Axial fat-suppressed T₁-weighted 3D GRE images of focal nodular hyperplasia (FNH). Images obtained during (A) unenhanced phase, (B) late arterial phase, and (C) portal venous phase with gadoxetic acid show avid homogeneous arterial enhancement persisting on the portal venous phase. (D) At 3 min after contrast injection, the liver shows increasing parenchymal enhancement whereas the vessels are isointense to hypointense. (E) At the 20-min hepatocellular phase, there is strong enhancement of the background liver but equivalently strong gadoxetic acid uptake in the FNH, which thus appears isointense to the liver.

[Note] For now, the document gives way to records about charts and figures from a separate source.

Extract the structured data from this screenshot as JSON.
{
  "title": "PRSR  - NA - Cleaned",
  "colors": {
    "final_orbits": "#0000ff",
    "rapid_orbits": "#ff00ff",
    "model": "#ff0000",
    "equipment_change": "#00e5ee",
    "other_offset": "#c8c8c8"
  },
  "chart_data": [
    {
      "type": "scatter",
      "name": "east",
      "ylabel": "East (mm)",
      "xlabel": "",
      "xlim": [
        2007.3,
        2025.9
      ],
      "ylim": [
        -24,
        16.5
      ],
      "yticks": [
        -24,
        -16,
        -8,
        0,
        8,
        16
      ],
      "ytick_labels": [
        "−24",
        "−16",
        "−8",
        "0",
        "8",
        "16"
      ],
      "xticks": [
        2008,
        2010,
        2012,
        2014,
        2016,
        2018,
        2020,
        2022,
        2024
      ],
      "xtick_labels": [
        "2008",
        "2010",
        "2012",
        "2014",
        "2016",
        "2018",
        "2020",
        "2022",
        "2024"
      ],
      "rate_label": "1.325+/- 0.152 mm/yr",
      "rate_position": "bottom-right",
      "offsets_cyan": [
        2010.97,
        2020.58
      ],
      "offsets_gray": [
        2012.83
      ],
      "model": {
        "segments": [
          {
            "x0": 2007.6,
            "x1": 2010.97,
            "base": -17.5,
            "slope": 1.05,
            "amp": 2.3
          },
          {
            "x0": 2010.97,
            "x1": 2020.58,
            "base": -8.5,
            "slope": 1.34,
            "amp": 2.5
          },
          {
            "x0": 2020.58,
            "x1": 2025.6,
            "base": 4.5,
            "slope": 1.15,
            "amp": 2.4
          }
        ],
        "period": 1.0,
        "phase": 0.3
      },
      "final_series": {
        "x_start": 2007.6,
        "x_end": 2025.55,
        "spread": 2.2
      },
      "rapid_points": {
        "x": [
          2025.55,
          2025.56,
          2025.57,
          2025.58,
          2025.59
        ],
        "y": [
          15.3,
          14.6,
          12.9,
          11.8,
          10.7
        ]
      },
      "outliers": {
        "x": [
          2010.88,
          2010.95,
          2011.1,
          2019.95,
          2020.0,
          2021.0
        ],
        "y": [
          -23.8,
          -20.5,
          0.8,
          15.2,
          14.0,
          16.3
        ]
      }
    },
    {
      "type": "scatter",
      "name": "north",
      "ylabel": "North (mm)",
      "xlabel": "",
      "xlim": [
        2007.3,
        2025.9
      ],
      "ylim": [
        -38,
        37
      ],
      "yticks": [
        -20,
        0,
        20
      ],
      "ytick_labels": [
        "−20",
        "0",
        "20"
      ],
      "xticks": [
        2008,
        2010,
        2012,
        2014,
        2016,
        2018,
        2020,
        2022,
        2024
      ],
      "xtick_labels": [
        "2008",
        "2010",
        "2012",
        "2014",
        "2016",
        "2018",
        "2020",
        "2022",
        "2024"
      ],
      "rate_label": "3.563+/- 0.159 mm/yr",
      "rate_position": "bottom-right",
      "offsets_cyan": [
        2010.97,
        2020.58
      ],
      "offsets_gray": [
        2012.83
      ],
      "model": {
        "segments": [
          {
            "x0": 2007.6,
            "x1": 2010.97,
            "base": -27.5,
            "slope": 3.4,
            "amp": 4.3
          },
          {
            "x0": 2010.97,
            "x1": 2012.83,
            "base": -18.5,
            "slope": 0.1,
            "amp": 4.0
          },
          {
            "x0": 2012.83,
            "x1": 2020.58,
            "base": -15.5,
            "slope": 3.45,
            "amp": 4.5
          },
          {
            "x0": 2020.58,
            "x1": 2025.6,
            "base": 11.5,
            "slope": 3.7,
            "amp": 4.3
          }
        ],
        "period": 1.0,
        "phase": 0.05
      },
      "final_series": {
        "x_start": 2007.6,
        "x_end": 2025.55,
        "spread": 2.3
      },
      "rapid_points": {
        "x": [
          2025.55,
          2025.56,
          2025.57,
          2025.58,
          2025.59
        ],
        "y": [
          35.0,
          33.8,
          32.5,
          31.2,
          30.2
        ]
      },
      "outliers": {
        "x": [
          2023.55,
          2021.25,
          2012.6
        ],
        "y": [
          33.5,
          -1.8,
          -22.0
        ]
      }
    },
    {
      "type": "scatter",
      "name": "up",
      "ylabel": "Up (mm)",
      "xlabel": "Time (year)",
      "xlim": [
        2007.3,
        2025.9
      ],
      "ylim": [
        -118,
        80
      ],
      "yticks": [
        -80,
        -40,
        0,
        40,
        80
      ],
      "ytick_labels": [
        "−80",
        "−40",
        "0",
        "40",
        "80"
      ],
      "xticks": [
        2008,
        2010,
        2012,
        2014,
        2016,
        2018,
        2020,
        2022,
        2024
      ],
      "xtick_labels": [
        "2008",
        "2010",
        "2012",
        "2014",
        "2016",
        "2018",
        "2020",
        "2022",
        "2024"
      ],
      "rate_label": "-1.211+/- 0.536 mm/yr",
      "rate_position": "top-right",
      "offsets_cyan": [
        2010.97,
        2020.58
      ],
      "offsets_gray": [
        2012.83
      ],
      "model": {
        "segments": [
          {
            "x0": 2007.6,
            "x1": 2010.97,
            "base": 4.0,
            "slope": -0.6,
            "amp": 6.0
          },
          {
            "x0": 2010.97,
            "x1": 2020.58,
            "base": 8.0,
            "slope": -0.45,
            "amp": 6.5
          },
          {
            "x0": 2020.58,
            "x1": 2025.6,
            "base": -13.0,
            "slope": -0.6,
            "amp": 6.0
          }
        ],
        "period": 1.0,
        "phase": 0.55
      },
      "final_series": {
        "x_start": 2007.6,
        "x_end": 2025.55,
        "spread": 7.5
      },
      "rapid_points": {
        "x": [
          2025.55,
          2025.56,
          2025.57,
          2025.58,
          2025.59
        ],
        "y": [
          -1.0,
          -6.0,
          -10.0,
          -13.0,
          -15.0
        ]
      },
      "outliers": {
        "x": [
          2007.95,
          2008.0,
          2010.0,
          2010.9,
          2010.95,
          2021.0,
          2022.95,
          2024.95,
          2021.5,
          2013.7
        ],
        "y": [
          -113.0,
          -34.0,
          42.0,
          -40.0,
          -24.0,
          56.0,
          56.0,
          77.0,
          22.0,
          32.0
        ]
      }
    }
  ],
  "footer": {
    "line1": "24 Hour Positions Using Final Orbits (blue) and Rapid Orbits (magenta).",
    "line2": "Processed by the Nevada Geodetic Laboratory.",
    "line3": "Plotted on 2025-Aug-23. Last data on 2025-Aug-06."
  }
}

As contrast is no longer circulating within the intravascular compartment, the vessels appear as branching hypointense reticular structures. (F) Axial T₂-weighted image showing the hyperintense scar (arrow) and almost isointense appearance of FNH.

Figure 6

Axial fat-suppressed T₁-weighted 3D GRE images of a small haemangioma. Images obtained during (A) unenhanced phase, (B) arterial phase, and (C) portal venous phase after gadoxetic acid administration show the arterially enhancing lesion (arrowhead) with persistent hyperintensity on the portal venous phase. However, at 90 s (D), increasing uptake of gadoxetic acid in the liver results in diminished relative hyperintensity of the blood pool within the haemangioma. (E) At the 20-min hepatocellular phase, the haemangioma appears as a hypointense lesion (arrowhead) against the enhanced liver background. (F) Axial T₂-weighted image showing the classical light-bulb sign of the haemangioma.

Figure 7

Sinusoidal obstruction syndrome in a 68-year-old man with colorectal metastases on oxaliplatin. (A, B) Axial and coronal fat-suppressed T₁-weighted 3D GRE images obtained 20 min after gadoxetic acid administration show characteristic reticular hypointensities in non-tumoural portions of the liver. A small focal hypointense lesion (arrow) adjacent to the right hepatic vein is a metastatic deposit. (C) Axial fat-suppressed T₂-weighted image shows patchy areas of hyperintensity that may be related to oedema. (D) Oxaliplatin was discontinued, and the follow-up scan performed with gadoxetic acid 5 months later shows resolution of the findings. Unfortunately, there is progression of hepatic metastases (arrow).